We use the pkg/errors library to define errors. Usually an error contains information of the call stack. Also an error may be formed as a error chain of several different types of errors. pkg/errors defines a variety of ways to check or format errors. You can refer to its documentation for more details.

Errors are also compatible with errors.Is and errors.As methods from the standard library (thanks to pkg/errors).

Almost all of the predefined errors can be found in the error/error.go file. If you need to check for a specific error, use errors.Is for errors that defined as variables and errors.As for errors that defined as types.

There are several errors that you may want to handle them specifically depending on the situation rather than just throwing them to upper level:

  1. ErrNotExist

When reading a key-value, if it is possible that this key-value does not exist, you will need to check the returned error specially.
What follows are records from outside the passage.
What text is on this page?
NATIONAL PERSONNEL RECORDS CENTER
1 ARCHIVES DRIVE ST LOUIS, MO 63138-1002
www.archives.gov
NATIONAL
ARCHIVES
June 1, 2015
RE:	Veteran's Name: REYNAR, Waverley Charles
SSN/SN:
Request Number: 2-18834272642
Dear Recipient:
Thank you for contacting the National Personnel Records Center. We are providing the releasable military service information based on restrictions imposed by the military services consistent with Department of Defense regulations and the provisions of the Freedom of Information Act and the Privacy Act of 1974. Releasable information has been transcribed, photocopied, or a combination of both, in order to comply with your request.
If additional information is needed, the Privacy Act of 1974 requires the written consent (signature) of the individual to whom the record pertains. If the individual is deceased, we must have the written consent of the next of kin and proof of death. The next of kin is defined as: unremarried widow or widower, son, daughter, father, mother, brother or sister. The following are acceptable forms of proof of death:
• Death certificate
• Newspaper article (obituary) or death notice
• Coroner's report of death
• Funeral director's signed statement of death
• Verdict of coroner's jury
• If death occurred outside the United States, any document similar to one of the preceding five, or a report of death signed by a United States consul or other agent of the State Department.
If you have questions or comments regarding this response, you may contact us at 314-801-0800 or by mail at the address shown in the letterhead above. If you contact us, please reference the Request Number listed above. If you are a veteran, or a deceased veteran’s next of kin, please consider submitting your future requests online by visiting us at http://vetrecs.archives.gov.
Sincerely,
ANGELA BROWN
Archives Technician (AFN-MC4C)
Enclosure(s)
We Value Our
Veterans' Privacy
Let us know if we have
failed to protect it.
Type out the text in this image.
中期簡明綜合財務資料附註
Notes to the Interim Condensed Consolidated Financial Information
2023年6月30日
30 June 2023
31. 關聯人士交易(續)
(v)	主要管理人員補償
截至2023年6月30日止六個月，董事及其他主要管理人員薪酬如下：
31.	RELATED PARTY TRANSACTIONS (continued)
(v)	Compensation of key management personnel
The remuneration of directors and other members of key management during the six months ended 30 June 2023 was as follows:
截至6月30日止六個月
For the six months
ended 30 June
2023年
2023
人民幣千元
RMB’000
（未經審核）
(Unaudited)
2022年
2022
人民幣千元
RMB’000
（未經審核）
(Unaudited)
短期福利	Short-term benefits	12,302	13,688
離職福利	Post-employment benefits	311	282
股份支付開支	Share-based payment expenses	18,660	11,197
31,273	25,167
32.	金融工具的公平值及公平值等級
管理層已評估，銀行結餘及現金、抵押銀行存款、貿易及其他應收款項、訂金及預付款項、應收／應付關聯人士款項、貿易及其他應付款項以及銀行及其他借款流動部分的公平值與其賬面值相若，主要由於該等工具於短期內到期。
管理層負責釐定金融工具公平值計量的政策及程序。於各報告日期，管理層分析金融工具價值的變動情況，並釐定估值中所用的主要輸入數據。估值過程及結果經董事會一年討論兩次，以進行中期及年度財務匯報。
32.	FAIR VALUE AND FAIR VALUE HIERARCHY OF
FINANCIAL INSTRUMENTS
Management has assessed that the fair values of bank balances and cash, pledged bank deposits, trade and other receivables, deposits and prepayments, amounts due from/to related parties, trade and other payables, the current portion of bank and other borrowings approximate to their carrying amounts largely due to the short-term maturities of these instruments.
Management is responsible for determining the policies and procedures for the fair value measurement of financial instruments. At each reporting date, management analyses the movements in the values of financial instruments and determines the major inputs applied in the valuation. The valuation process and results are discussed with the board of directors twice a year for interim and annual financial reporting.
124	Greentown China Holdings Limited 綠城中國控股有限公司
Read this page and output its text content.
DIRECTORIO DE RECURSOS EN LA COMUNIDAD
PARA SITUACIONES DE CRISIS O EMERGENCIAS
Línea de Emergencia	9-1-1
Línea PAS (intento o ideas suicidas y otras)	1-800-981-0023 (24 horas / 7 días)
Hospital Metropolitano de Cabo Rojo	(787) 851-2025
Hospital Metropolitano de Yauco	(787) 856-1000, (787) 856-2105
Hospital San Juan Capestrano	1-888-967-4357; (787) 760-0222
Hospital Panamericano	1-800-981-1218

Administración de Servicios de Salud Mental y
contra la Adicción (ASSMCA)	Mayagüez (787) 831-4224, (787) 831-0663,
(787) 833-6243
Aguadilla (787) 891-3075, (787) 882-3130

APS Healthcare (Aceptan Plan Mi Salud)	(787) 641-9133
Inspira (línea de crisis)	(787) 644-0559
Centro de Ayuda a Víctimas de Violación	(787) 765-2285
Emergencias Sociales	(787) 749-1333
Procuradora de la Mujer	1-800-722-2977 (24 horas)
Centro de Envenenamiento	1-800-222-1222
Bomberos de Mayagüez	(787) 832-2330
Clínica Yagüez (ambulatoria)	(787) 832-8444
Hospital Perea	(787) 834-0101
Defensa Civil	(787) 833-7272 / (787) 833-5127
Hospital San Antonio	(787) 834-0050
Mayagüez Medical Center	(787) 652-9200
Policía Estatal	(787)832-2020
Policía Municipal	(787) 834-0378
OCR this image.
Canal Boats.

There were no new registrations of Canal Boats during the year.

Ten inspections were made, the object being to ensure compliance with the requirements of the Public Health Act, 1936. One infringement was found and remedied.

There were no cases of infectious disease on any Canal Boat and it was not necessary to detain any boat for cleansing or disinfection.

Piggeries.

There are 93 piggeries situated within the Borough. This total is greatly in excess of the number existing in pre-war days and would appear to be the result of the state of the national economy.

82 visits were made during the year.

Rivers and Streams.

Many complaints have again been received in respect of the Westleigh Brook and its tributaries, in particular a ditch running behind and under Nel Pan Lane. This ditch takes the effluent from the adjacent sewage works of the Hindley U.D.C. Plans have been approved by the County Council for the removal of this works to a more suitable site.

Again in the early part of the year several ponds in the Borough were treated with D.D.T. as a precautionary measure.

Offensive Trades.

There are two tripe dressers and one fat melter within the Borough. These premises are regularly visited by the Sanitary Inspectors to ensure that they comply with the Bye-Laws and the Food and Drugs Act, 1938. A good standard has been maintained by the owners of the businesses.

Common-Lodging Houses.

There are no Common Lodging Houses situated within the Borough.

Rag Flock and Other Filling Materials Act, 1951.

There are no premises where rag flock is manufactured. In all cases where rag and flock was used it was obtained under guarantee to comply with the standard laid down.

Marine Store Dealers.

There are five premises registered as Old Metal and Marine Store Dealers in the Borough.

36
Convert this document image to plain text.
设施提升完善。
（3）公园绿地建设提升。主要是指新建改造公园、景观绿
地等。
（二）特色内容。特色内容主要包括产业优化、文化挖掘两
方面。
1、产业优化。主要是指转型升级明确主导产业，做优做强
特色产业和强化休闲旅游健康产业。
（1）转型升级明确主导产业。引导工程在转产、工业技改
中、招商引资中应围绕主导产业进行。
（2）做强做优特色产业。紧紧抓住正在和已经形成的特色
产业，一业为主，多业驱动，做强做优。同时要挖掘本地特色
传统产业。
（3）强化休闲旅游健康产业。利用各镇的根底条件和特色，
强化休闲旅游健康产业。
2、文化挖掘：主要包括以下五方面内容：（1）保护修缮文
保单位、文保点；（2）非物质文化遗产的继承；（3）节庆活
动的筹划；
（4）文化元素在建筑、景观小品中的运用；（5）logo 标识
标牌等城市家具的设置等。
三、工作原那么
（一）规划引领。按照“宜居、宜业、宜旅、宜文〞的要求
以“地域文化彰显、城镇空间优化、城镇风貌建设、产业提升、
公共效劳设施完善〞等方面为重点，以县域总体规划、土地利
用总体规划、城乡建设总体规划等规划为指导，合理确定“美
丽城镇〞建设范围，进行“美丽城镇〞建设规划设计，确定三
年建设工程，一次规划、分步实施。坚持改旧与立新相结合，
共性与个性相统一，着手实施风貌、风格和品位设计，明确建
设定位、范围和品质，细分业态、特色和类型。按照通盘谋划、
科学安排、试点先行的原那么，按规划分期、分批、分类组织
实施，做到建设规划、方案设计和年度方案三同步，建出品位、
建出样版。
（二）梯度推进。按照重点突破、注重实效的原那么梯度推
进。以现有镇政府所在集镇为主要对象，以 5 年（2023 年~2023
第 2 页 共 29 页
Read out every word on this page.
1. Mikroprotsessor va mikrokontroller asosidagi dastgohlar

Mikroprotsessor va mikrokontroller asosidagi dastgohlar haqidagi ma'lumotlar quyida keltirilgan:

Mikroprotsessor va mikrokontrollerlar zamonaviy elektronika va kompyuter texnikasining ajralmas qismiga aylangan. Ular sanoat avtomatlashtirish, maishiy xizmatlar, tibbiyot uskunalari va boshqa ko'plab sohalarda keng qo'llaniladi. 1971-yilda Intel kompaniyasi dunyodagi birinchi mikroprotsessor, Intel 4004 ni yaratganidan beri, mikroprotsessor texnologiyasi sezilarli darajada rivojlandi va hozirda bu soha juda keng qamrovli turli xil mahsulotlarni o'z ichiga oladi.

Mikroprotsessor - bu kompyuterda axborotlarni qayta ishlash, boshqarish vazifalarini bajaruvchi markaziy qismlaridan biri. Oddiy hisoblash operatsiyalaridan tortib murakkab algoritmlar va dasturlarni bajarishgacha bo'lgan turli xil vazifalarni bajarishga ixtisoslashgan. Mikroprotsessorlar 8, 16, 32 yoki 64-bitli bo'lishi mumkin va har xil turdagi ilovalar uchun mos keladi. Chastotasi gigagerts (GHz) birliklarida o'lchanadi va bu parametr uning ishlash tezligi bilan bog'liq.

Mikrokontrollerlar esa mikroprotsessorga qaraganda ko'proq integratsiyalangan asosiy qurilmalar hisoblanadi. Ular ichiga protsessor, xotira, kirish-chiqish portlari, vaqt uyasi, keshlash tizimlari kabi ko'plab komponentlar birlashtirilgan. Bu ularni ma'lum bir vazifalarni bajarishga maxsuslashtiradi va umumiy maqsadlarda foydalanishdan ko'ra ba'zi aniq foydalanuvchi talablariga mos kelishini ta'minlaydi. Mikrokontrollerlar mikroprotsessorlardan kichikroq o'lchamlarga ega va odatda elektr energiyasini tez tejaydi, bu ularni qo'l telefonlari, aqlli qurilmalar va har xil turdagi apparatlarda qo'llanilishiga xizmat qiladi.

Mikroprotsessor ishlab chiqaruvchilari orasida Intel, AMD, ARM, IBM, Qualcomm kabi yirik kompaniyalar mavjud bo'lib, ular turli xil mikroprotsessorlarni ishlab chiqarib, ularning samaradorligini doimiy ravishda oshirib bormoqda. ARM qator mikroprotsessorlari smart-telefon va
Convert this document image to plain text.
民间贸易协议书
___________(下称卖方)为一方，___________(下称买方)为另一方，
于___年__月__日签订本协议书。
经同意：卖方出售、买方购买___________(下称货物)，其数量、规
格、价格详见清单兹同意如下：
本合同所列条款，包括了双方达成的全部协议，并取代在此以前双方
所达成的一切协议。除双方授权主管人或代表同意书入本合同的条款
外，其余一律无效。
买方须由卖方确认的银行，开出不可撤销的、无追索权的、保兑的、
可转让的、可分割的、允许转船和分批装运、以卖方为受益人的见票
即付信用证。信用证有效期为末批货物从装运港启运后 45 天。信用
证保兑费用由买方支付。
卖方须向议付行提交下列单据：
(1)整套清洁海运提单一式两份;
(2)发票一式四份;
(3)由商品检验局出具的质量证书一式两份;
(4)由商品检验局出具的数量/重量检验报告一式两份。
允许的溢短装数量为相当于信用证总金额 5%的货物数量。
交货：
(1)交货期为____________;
  1. ErrWriteConflict or ErrWriteConflictInLatch

The presence of these two errors means that the optimistic transaction is conflicting with other concurrent transactions during the commit process. Generally a retry on the application side is needed. If these errors occur too often, consider switching to pessimistic transactions.

  1. ErrDeadLock

Similar to write conflicts but appears when use pessimistic transactions. Generally a retry on the application side is needed.

  1. ErrRetryable

There are many errors that could be resolved by retry the transaction again, such as ErrWriteConflict and ErrDeadLock mentioned above. ErrRetryable is a handy type the determine if it is fessible to retry.

  1. ErrResultUndetermined.

It is a very special kind of error. It usually occurs when a transaction commit encounters an error and is unable to connect to target server despite mulitple retries. In this case, client-go itself cannot determine whether the transaction will commit or rollback. It requires the application layer to query again to determine the status of the transaction after service is restored.